Presented By O'Reilly and Cloudera
Make Data Work
September 25–26, 2017: Training
September 26–28, 2017: Tutorials & Conference
New York, NY

Foundations of streaming SQL; or, How I learned to love stream and table theory

Tyler Akidau (Google)
1:15pm1:55pm Thursday, September 28, 2017
Data Engineering & Architecture, Stream processing and analytics
Location: 1E 07/08 Level: Intermediate
Secondary topics:  Streaming
Average rating: ****.
(4.40, 5 ratings)

Who is this presentation for?

  • Anyone interested in data processing

Prerequisite knowledge

  • Familiarity with the Beam model and stream and table theory

What you'll learn

  • Understand the key concepts underpinning data processing
  • Learn what robust stream processing in SQL looks like

Description

What does it mean to execute streaming queries in SQL? What is the relationship of streaming queries to classic relational queries? Are streams and tables the same thing? And how does all of this relate to the programmatic frameworks we’re all familiar with? Tyler Akidau answers these questions and more as he walks you through key concepts underpinning data processing in general.

Tyler begins by exploring the relationship between the Beam model (as described in his paper “The Dataflow Mode” and the “Streaming 101” and “Streaming 102” blog posts) and stream and table theory (as popularized by Martin Kleppmann and Jay Kreps, among others). It turns out that stream and table theory does an illuminating job of describing the low-level concepts that underlie the Beam model.

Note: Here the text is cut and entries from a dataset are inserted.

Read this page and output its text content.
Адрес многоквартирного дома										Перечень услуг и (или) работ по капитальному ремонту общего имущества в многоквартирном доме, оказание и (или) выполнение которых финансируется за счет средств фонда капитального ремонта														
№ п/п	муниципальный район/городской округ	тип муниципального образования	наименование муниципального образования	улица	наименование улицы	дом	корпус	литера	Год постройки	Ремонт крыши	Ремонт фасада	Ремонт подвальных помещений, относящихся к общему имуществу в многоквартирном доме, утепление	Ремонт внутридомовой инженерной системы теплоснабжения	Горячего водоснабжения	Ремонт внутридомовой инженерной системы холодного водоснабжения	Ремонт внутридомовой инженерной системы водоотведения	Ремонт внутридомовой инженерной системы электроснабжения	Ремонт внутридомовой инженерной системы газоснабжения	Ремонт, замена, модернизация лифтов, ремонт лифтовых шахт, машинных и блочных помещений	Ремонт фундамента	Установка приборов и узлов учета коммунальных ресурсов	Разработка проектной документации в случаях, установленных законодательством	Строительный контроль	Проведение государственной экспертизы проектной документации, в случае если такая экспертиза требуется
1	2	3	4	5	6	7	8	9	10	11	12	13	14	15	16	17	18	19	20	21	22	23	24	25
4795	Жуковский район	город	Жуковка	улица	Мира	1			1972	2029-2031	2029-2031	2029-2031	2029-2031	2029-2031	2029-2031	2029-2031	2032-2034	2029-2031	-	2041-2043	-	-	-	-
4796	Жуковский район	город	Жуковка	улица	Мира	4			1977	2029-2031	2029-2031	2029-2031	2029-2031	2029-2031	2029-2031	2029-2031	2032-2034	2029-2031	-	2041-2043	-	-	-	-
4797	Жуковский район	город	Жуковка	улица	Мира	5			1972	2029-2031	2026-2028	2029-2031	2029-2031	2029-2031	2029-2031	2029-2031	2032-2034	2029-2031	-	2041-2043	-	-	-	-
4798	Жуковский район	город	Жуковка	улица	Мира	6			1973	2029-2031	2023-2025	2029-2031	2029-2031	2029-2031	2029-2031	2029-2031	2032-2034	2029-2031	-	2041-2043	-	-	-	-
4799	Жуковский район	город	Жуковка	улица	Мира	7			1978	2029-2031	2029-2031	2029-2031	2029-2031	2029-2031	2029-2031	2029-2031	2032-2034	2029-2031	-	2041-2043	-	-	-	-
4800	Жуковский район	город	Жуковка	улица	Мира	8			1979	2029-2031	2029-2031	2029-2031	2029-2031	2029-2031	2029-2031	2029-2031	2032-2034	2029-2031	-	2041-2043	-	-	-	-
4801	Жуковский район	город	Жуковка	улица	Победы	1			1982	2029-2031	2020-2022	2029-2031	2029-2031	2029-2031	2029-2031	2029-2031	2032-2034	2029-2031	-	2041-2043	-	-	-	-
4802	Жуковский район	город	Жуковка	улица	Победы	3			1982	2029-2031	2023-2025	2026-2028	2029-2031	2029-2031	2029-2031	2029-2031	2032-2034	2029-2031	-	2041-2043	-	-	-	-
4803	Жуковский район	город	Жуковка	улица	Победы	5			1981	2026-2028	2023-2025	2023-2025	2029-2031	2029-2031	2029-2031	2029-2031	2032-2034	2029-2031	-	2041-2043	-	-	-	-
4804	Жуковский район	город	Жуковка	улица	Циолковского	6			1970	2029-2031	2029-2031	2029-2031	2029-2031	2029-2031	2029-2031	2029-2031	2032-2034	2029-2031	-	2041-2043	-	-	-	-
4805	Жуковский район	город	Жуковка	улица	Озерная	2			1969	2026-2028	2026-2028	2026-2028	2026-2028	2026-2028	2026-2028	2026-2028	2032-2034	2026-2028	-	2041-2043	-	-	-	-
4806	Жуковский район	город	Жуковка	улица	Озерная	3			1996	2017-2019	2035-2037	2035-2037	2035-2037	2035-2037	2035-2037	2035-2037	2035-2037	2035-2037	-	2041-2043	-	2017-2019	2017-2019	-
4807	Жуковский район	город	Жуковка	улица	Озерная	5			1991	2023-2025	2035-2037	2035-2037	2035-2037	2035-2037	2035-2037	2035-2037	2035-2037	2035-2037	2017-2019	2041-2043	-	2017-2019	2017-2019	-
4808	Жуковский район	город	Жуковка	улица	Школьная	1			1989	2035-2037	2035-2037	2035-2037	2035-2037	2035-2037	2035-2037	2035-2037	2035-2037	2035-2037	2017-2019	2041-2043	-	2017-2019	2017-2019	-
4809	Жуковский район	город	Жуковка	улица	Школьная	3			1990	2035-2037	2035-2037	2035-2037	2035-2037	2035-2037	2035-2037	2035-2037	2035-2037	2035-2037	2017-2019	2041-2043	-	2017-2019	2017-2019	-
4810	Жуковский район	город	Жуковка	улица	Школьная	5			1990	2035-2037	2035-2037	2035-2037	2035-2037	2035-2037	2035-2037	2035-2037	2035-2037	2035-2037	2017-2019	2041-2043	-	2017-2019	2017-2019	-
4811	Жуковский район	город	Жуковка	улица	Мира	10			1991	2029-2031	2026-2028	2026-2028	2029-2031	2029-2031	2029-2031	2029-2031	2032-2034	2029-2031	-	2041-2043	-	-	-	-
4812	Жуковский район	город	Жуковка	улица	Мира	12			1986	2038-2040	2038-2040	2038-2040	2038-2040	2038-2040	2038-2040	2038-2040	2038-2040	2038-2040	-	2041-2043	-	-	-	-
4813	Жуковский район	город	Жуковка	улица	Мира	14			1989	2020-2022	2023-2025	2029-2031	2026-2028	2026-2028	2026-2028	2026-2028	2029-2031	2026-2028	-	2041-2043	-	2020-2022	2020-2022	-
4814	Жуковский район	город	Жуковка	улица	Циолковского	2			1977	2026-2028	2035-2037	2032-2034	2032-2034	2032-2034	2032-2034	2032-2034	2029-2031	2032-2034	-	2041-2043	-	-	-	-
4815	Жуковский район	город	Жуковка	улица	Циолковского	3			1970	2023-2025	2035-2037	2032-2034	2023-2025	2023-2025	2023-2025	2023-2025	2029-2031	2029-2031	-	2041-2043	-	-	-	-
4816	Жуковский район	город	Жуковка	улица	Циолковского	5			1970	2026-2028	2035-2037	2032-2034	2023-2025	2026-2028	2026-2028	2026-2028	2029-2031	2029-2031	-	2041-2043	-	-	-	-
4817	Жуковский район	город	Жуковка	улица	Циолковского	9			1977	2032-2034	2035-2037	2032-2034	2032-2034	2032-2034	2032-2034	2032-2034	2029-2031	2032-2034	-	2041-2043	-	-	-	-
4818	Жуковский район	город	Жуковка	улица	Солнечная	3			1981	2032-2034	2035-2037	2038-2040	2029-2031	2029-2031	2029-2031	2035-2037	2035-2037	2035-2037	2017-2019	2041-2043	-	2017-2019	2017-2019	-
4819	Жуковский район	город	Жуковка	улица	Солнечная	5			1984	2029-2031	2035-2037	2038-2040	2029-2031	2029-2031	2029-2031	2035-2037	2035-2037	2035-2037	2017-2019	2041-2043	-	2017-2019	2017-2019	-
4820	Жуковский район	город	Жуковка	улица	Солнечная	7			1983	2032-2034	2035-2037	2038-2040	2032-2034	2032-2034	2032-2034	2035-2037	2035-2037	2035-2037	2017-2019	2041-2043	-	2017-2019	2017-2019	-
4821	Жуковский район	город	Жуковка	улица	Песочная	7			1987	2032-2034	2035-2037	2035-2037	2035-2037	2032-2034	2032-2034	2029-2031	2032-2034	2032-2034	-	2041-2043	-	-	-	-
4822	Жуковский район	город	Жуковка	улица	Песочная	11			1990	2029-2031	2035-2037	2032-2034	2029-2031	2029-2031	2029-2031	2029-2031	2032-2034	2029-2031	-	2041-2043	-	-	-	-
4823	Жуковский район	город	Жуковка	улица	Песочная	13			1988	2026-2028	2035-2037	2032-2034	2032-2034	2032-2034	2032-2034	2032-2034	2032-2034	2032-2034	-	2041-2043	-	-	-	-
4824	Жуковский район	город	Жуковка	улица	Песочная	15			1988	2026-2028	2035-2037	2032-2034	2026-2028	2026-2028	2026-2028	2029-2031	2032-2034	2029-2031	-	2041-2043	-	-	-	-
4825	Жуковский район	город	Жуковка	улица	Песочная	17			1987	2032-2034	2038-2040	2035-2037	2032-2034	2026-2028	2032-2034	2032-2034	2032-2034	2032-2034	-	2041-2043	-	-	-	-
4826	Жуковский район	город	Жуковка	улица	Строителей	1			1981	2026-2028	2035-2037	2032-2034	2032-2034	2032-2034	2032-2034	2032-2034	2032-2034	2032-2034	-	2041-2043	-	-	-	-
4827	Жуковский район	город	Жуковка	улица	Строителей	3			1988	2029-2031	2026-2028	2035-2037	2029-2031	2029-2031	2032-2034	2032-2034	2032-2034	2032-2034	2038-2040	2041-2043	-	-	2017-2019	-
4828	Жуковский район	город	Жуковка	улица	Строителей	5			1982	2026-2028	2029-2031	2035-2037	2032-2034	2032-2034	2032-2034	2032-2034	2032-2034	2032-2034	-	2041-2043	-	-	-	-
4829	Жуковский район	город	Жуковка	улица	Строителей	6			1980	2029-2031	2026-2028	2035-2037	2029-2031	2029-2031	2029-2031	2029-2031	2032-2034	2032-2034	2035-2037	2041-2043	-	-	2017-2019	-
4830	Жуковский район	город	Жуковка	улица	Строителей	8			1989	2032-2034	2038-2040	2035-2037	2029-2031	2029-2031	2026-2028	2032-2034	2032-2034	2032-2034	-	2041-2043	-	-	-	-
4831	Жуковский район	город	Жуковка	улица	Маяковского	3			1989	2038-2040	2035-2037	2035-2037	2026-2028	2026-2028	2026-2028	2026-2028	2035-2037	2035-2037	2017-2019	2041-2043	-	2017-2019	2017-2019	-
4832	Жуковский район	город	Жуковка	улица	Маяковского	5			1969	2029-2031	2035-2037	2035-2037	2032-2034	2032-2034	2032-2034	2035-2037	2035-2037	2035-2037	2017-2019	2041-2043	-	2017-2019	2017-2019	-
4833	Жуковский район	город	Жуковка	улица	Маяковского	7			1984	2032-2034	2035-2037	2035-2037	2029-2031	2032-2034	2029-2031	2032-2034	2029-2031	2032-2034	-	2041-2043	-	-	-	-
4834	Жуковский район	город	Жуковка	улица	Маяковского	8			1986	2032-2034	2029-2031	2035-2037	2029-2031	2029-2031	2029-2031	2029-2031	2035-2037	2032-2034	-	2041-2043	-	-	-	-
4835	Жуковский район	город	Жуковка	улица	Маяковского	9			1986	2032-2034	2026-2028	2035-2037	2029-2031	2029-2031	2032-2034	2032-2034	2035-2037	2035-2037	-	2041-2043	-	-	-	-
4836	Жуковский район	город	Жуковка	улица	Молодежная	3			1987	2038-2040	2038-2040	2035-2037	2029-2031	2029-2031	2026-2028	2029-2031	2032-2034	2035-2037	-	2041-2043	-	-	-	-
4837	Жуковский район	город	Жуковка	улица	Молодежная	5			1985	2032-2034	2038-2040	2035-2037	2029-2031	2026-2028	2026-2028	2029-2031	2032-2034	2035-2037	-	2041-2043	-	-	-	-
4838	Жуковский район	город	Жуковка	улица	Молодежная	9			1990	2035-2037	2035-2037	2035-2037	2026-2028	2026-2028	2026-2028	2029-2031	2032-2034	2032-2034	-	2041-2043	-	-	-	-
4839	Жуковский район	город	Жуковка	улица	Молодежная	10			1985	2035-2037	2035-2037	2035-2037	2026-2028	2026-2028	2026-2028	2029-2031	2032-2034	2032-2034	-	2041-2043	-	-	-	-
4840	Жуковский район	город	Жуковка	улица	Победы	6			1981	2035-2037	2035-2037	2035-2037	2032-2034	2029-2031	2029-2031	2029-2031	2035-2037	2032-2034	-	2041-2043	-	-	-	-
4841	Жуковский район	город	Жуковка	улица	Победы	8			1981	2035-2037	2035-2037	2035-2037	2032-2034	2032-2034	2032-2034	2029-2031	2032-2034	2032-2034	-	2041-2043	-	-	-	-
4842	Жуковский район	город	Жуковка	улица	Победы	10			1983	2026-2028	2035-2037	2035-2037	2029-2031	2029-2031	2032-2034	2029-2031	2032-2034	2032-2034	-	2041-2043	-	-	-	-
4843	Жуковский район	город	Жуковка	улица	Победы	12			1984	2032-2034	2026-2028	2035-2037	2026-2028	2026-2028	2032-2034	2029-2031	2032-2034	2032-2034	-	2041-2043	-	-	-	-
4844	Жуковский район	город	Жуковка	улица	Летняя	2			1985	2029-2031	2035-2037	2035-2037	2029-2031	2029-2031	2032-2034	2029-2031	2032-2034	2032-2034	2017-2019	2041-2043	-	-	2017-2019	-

Tyler then explains what is required to provide robust stream processing support in SQL, discussing the concrete efforts that have been made in this area by the Apache Beam, Calcite, and Flink communities, as well as new ideas yet to come. You’ll leave with a much better understanding of the key concepts underpinning data processing—regardless of whether that data processing is batch or streaming or SQL or programmatic—as well as a concrete notion of what robust stream processing in SQL looks like.

Photo of Tyler Akidau

Tyler Akidau

Google

Tyler Akidau is a senior staff software engineer at Google Seattle, where he leads technical infrastructure internal data processing teams for MillWheel and Flume. Tyler is a founding member of the Apache Beam PMC and has spent the last seven years working on massive-scale data processing systems. Though deeply passionate and vocal about the capabilities and importance of stream processing, he is also a firm believer that batch and streaming are two sides of the same coin and that the real endgame for data processing systems the seamless merging between the two. He is the author of the 2015 “Dataflow Model” paper and “Streaming 101” and “Streaming 102” blog posts. His preferred mode of transportation is by cargo bike, with his two young daughters in tow.